Foto: Reprodução/TV Tropical
A Justiça do Rio Grande do Norte vai julgar, nesta terça-feira (16), o acusado de provocar o acidente que matou a bailarina Gislane Cruz do Nascimento. O homem, identificado como Josias Teixeira de Morais, estava dirigindo alcoolizado e colidiu no veículo de transporte por aplicativo em que a vítima estava. O sinistro aconteceu no prolongamento da avenida Prudente de Morais, no dia 19 de maio de 2019.

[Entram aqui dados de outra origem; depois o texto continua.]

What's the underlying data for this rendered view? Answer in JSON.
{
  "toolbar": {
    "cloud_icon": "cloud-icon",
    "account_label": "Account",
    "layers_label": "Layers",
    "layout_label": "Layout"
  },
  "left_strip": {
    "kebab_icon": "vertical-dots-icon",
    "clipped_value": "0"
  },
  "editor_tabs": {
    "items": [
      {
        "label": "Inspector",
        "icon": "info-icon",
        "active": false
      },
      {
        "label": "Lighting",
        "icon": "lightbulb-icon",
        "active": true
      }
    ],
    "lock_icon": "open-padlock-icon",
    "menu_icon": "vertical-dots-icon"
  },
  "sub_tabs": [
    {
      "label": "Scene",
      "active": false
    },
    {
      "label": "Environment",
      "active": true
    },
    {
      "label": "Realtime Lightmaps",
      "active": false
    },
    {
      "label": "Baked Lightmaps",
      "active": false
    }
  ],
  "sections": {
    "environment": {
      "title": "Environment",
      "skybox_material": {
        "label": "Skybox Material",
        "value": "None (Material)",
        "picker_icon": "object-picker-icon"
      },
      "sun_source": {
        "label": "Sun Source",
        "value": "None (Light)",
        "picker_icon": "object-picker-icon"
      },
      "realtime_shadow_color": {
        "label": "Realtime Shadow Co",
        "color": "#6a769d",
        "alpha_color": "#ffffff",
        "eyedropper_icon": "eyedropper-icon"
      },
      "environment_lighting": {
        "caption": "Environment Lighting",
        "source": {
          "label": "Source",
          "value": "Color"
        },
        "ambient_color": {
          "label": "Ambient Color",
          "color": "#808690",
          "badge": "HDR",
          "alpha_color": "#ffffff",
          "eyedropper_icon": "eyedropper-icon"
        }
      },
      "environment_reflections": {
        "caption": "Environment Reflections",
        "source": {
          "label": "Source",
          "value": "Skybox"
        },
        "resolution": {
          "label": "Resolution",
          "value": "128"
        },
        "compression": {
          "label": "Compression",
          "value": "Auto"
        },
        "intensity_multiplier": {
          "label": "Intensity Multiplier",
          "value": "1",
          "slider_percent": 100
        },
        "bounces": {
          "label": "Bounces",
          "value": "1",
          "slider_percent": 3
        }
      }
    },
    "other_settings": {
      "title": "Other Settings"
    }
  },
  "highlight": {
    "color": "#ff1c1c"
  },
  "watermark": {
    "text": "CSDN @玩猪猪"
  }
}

Gislane era era bailarina e professora de dança, além de uma filha querida. Os sonhos da jovem foram interrompidos naquela manhã de domingo. O acusado estava na contramão. Sete anos após o acidente, a família espera que a justiça seja feita.
“Espero que júri condene e que ele pegue, no mínimo, 15 anos. Se a Justiça passar a mão na cabeça de uma pessoa dessa, qual é a esperança para quem tem alguém que foi vítima no trânsito?”, disse Jailson Nascimento, pai de Gislane.
Na sala de casa, a placa de formatura da bailarina ainda está guardada. A mãe de Gislane não tem forças para falar sobre o caso, mas folheia o álbum de fotos da filha. Para a família, os sete anos são uma eternidade.
“Esperamos 7 anos para que a justiça seja feita. Pior é ver o assassino fazer a mesma coisa, como ele continuou fazendo. Isso é um deboche contra a Justiça”, afirma o pai.
O motorista do carro responde em liberdade. Para a família, ele deveria ser condenado por homicídio doloso, quando há intenção de matar. Até a definição do júri, o que fica é o pedido de justiça.